How a Bluescreen Button (NMI) can Save Your Bacon
I know, another title that seems ridiculous. Why in the world would anyone want a button that intentionally bluescreens your system?! When you’re confronted with a hard hang though, (no mouse or keyboard) you’re in for a heck of a time trying to figure out what’s wrong without one. That’s where the NMI button can come in handy.
Many people are already familiar with the mechanism introduced in Windows 2000 for these kinds of issues. The gist is that by setting a registry key, you can enable a key sequence (at the local keyboard only) that will bluescreen the machine. Thus if you’re having problems with hangs, you can get a memory.dmp and send it to your OEM or Microsoft for analysis.
However, this mechanism can’t cover every scenario that will result in a hang. The keyboard interrupt is typically a fairly low priority on the system in relation to the rest of the devices. If your hang isn’t the result of a deadlock in the kernel itself, the key sequence will never get through and initiate the crash. It’s simply too easy for other devices and drivers to turn off that interrupt while doing their own I/O.

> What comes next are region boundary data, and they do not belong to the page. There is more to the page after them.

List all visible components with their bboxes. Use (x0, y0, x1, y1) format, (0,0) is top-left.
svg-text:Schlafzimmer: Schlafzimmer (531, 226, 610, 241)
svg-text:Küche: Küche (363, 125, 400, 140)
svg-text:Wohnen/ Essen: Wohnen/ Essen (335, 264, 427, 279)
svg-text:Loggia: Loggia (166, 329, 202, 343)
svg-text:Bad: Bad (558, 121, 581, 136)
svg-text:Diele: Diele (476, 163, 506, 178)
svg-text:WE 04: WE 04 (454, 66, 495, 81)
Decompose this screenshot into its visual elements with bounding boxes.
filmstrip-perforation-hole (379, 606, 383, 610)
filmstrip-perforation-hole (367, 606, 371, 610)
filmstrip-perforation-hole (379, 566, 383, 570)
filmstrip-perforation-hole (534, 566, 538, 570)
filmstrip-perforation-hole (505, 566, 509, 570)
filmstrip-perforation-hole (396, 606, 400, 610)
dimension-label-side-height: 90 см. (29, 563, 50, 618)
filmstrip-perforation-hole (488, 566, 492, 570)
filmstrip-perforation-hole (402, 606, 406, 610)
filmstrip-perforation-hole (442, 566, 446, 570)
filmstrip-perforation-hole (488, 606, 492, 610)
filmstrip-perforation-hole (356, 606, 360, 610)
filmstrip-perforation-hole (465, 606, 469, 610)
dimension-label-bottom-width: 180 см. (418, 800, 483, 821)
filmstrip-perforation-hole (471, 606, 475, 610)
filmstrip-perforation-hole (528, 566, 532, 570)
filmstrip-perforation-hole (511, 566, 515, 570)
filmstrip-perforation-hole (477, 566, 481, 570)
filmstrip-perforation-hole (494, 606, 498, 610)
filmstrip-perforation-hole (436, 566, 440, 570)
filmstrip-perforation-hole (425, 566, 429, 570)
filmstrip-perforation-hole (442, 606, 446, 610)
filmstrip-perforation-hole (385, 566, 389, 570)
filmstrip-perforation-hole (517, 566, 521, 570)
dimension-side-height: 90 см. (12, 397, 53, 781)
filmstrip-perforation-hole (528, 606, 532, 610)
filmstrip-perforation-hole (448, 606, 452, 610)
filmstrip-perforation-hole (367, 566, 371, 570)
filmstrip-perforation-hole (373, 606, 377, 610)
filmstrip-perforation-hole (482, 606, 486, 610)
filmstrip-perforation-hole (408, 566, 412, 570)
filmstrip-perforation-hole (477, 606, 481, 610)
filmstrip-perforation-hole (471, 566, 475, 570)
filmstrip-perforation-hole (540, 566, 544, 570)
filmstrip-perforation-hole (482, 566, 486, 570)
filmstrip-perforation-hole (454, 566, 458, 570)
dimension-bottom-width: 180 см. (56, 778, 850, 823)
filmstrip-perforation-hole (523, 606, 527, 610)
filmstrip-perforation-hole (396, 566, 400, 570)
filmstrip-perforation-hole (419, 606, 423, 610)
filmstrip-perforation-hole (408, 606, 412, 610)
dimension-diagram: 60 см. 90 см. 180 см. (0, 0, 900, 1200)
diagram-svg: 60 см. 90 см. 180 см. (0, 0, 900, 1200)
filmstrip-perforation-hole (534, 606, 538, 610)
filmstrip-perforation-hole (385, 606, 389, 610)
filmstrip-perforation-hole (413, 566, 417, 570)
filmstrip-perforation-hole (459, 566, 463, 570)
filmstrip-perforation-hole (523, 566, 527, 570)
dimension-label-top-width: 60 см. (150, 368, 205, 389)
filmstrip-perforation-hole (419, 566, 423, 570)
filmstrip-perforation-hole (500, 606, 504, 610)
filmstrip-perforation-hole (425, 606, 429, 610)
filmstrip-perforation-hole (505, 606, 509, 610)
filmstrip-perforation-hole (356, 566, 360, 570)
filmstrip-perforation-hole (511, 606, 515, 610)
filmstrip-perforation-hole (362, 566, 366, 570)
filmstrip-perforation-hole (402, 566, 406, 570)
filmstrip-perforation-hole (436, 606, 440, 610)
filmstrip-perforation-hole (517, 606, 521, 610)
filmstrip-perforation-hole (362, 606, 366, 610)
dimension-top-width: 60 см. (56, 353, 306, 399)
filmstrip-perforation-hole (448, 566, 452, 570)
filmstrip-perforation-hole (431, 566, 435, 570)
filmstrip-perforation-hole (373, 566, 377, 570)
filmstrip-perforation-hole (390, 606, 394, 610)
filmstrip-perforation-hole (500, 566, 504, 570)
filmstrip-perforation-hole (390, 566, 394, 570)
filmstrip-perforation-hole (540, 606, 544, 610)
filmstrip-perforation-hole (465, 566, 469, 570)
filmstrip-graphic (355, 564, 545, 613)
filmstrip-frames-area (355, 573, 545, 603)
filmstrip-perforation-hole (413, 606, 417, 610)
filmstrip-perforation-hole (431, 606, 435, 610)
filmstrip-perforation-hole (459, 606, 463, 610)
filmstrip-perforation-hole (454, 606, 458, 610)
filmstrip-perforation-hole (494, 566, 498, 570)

This is where the Non-Maskable Interrupt (NMI) comes in to save the day. As the name implies, this is an interrupt that cannot be hidden by software. When the interrupt is generated, the CPU will always get it, and the interrupt handler (which you also must explicitly enable in the registry) will start the process of bluescreening the box. It will then break into the kernel debugger if attached, or generate a STOP 0x00000080 blue screen if not.
Now if the NMI doesn’t work, you can be confident that something is seriously wrong with your system, and it’s probably hardware. The CPU typically has to move into an unknown state for this feature to fail. It’s time to contact your hardware vendor, and quick. If you’re wondering why no one uses this feature, you’d be surprised. A number of major server vendors do in fact ship systems with this button, but they keep it hidden (for good reason) and don’t really use it as a feature to sell the box. They consider it purely diagnostic.
Personally, I’d want every system in my server room to have this mechanism. I don’t want 2 or 3 hangs before I can even begin to troubleshoot. I want it done the first time, every time.